“The Martyrdom of Gilles de Rais” by Margot K. Juby.
Gilles de Rais was executed on October 26th 1440 for a string of offences including heresy, black magic, sodomy and murder.
He was revered as a saint for three hundred years after his death.
Since the latter part of the nineteenth century, he has quite wrongly been regarded as the inspiration for Perrault’s Bluebeard. What are we to make of such contradictions?
Historians have long assumed that the life and death of Gilles de Rais had been thoroughly researched and held no secrets. The converse was the case.
Properly examined, the dry court documents are full of contradiction and absurdity.
Many supposed facts, on close scrutiny, turn out to be pure fiction.
Unimportant characters sidle from the shadows, having turned out to be spies. Important ones may never even have existed.
In 1992, there was an unofficial retrial, spearheaded by the novelist Gilbert Prouteau. Gilles was spectacularly acquitted, but there has been a great deal of controversy about what many see as a jape or a publicity stunt and his reputation remains in limbo.
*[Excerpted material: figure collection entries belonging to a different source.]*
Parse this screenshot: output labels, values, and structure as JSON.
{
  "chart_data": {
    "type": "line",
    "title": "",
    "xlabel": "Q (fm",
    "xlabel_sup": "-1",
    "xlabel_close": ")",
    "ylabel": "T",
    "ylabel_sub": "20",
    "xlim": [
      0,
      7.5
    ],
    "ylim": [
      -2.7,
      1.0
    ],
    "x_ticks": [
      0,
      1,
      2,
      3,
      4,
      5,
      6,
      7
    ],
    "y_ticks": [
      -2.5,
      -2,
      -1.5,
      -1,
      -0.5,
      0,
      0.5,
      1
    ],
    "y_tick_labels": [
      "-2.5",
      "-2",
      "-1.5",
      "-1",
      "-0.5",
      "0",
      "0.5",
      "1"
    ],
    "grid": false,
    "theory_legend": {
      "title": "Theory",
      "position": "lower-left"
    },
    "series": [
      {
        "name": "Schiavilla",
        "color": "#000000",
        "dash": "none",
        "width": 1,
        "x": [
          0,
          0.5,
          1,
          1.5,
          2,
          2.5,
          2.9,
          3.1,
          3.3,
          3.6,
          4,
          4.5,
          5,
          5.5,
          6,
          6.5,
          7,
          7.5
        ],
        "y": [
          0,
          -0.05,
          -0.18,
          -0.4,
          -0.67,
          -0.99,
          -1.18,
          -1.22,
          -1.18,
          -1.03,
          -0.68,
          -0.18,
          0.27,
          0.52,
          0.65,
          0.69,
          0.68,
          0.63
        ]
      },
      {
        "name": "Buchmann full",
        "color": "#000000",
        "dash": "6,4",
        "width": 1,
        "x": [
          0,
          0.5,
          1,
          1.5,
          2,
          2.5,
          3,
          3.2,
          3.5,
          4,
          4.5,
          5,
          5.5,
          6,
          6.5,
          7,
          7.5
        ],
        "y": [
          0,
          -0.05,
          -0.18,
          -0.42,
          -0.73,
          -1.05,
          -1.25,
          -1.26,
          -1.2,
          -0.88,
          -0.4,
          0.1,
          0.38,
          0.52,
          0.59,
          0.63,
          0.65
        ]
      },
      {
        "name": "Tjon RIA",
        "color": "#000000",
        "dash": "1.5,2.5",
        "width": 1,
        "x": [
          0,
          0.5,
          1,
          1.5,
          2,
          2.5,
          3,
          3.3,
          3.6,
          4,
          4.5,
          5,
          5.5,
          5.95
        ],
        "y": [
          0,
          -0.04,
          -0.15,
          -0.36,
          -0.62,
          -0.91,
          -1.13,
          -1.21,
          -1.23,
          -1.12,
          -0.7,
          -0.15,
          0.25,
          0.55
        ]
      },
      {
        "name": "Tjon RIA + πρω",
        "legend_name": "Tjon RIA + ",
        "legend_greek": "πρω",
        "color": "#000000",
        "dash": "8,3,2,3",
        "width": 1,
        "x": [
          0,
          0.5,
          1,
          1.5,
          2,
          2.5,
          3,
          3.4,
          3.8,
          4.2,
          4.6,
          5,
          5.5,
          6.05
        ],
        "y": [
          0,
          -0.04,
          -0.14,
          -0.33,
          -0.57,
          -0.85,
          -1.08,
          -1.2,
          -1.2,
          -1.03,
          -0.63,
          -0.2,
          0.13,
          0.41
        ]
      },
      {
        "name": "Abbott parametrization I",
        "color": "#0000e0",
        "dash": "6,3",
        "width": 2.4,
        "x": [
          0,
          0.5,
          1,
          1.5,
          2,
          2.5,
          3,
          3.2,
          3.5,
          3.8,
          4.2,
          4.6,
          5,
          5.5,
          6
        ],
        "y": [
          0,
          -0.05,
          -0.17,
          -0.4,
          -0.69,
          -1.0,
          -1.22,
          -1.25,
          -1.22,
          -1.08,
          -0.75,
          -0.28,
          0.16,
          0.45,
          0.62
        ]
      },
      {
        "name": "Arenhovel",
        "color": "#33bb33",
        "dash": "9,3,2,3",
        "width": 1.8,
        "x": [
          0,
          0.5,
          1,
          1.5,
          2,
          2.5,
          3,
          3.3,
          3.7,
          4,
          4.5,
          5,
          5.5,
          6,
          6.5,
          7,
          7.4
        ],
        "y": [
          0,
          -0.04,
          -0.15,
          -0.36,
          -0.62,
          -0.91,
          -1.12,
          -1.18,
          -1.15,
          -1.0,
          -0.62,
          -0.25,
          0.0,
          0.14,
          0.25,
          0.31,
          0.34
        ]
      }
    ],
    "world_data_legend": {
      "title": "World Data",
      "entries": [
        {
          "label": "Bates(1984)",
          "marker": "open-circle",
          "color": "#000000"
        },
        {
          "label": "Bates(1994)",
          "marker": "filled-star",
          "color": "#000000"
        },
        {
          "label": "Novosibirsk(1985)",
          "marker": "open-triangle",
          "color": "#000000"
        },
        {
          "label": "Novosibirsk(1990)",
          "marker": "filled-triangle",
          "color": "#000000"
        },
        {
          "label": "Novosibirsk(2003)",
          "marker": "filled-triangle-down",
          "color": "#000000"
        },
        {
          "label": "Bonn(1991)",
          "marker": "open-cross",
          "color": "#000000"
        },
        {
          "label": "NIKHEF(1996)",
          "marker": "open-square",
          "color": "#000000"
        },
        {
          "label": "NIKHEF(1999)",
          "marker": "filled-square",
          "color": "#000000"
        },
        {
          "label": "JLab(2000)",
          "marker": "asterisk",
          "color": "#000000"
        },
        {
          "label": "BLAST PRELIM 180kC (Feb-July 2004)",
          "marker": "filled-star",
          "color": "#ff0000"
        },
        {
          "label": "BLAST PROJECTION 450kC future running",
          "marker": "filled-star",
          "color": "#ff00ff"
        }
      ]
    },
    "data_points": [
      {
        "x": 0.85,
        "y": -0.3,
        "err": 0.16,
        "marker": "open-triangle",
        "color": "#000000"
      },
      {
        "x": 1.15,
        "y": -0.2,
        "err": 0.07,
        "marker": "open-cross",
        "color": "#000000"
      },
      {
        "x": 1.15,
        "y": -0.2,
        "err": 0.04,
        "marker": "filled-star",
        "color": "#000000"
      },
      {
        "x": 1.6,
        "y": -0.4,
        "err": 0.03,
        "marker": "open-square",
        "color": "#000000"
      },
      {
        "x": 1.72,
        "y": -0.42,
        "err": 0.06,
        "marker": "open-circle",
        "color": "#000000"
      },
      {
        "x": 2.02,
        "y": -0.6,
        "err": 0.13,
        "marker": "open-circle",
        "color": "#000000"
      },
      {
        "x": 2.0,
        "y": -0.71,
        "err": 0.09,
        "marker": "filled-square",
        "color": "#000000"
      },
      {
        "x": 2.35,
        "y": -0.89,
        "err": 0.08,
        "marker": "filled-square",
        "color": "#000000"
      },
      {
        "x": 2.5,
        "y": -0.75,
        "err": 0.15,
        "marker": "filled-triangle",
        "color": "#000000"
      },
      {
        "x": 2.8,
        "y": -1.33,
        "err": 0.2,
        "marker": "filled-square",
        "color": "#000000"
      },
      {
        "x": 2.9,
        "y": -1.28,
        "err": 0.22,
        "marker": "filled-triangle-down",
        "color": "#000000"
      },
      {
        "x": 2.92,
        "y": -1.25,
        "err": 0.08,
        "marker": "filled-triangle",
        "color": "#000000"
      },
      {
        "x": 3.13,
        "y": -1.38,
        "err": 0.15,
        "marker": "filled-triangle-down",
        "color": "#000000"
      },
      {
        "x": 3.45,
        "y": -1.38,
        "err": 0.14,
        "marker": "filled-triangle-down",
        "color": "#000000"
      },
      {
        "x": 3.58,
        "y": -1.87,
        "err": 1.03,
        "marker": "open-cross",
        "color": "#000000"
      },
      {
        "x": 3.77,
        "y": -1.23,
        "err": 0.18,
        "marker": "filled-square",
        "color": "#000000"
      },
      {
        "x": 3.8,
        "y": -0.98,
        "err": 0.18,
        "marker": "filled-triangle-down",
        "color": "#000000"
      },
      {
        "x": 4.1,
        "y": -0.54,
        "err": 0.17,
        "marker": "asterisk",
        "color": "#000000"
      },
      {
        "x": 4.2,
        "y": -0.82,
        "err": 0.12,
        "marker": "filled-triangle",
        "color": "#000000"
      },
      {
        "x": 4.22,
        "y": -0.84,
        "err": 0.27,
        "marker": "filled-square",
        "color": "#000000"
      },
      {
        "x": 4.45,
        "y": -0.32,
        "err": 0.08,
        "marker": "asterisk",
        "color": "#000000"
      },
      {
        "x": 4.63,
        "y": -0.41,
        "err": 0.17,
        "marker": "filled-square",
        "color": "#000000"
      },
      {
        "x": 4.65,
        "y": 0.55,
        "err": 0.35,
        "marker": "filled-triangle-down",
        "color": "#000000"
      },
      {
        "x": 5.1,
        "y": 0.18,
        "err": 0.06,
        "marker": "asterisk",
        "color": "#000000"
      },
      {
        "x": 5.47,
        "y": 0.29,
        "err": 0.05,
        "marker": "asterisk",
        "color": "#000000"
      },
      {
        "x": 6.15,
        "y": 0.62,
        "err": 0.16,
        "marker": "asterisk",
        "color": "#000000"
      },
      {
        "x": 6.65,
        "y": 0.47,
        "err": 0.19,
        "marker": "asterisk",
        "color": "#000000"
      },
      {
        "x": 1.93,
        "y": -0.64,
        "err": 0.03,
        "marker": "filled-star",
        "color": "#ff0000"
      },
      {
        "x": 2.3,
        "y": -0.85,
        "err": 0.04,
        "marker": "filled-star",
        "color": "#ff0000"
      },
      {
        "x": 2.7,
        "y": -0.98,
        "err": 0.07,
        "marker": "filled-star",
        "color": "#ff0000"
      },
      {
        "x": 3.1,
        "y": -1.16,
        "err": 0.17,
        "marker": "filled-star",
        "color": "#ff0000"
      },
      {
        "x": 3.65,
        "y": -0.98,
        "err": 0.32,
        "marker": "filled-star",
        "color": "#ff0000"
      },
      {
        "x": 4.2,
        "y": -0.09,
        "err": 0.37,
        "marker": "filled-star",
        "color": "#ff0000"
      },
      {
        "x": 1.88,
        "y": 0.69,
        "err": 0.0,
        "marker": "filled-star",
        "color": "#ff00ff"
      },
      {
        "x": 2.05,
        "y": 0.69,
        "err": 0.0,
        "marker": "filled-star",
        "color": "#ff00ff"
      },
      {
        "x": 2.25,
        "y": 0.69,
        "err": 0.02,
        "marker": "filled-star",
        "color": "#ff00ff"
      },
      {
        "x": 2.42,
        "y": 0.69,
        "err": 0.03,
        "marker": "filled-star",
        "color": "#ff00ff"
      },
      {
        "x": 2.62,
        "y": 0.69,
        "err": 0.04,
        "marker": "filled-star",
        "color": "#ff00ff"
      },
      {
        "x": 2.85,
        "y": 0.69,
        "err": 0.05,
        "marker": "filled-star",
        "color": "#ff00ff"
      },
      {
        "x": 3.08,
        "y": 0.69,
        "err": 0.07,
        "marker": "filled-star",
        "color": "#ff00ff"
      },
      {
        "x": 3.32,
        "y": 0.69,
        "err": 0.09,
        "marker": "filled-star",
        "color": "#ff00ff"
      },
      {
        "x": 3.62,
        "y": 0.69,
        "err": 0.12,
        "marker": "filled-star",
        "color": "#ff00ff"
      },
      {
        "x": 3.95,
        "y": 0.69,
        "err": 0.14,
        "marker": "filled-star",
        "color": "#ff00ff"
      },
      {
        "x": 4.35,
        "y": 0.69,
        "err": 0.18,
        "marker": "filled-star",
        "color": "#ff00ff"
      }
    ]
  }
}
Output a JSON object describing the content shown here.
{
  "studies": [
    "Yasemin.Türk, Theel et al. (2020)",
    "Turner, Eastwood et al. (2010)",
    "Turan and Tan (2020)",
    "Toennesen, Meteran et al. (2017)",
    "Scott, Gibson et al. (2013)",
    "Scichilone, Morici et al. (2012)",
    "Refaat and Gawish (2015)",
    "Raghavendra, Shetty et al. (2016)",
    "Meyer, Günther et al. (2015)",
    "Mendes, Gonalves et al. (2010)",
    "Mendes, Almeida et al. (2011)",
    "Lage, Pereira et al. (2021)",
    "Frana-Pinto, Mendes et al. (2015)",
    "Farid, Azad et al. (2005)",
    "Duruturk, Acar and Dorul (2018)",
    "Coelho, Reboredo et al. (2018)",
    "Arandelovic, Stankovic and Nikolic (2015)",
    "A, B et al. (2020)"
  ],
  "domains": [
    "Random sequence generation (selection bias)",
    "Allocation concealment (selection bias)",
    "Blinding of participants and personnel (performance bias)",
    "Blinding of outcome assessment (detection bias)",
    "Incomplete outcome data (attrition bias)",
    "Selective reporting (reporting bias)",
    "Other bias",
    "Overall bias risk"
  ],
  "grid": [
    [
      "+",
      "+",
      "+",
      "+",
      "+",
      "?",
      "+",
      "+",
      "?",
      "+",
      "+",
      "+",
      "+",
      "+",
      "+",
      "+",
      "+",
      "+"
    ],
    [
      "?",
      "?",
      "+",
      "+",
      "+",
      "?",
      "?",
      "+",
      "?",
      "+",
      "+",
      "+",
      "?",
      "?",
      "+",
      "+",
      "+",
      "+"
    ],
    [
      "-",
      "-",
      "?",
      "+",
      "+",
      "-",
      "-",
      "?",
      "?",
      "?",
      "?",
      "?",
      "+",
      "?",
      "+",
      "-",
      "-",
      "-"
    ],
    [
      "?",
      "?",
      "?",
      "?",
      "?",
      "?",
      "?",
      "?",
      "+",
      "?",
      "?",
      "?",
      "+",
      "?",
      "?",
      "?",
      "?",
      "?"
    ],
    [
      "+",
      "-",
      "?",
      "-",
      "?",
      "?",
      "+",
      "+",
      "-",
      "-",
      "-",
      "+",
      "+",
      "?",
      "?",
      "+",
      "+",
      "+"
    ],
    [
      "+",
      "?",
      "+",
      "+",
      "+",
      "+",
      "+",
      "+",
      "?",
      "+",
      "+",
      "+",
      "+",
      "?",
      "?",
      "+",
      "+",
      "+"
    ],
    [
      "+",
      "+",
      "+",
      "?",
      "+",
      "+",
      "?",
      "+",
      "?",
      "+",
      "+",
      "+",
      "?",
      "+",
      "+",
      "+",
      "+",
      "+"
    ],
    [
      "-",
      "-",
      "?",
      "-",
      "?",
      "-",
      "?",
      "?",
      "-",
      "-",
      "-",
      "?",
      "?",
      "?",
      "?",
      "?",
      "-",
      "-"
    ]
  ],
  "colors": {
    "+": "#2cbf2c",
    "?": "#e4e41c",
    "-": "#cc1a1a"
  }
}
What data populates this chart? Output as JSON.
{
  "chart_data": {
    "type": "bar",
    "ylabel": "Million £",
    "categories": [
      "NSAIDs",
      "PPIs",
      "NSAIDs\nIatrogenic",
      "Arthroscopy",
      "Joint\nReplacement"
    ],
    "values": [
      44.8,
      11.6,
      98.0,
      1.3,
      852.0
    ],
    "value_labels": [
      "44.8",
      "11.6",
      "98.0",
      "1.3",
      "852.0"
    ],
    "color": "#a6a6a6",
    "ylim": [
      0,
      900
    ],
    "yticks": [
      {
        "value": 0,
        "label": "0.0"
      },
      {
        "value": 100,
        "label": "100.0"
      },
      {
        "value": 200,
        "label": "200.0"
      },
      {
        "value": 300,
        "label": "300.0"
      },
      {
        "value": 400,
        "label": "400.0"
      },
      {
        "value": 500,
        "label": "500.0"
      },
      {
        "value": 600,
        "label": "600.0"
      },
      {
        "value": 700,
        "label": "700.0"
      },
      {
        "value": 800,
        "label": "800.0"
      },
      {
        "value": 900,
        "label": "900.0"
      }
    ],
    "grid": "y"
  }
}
Was he a saint, or the Devil incarnate? History is undecided.
The purpose of this book is to scrutinize the generally accepted account of Gilles’ life, including the evidence given at his trial, to expose the commonly believed myths and to posit a more credible alternative narrative.
There is a much stronger case for his innocence to be made than that put forward in 1992.
However, this is not simply a rehash for English readers of the arguments put forward by various French writers. It is a work of original research.
In addition, since existing biographies are inaccurate and patchy, it is an attempt at a truly encyclopedic account of the life of Gilles de Rais. Everything you always wanted to know about Gilles de Rais (but were afraid to ask), if you like.
All the facts are there, as well as all the lies and legends. This is not a conventional biography.
But Gilles de Rais was no conventional man.